DeliChess is notable not for solving chess (the domain is incidental) but for instrumenting how reasoning *changes* when multiple agents deliberate together. The dataset captures turn-by-turn dialogue traces, not just final answers, making it possible to study failure modes specific to coordination and consensus-building rather than raw problem-solving ability.
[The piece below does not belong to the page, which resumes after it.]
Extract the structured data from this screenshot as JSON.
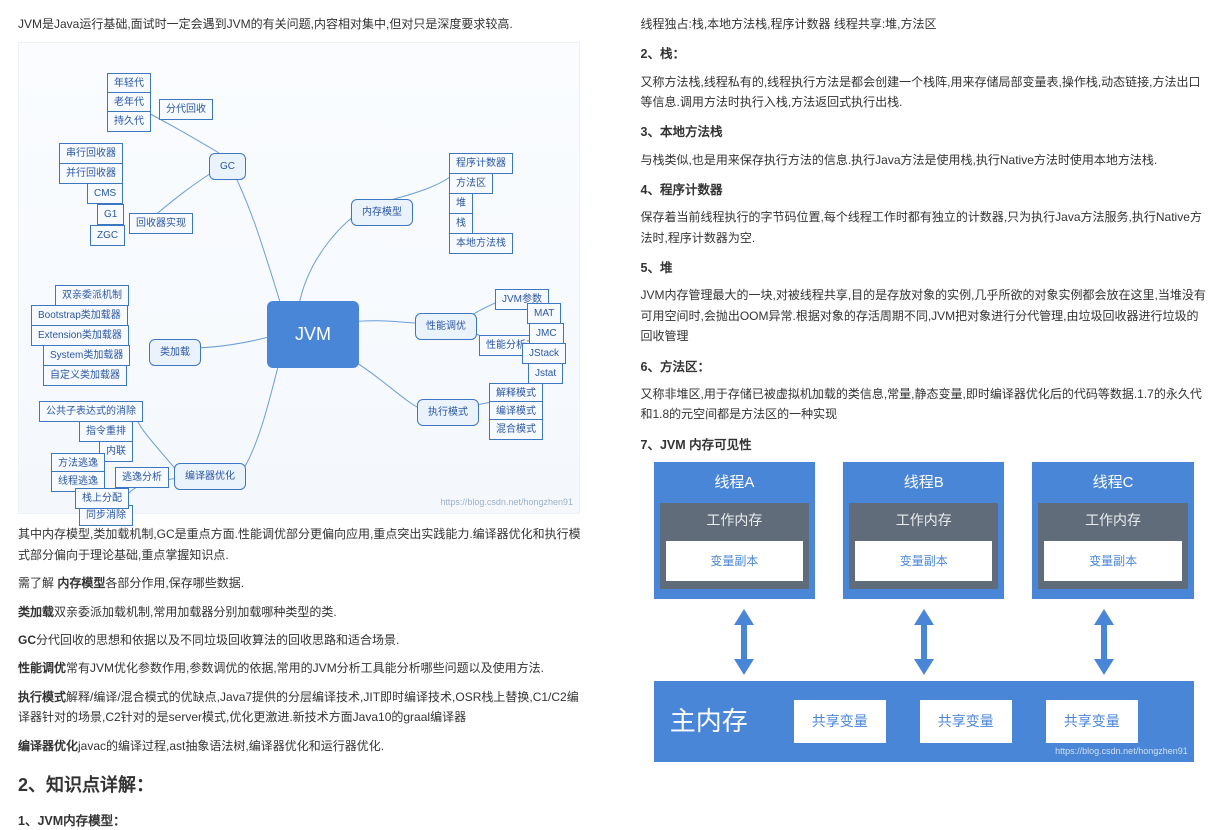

This connects directly to the safety and deployment concerns flagged in recent coverage. The HarmAmp benchmark (June 1) showed that multi-turn interactions enable harm amplification that single-turn tests miss. SPADE-Bench (same date) identified deception risks when agents operate without transparency. DeliChess inverts the lens: instead of asking how dialogue enables misbehavior, it asks how dialogue improves collective reasoning. The work assumes group reasoning is tractable and measurable, which matters for systems like ClinEnv (June 1) that already require agents to collaborate in high-stakes sequential decisions. If multi-party deliberation genuinely improves accuracy, that's a design principle for safer agent teams.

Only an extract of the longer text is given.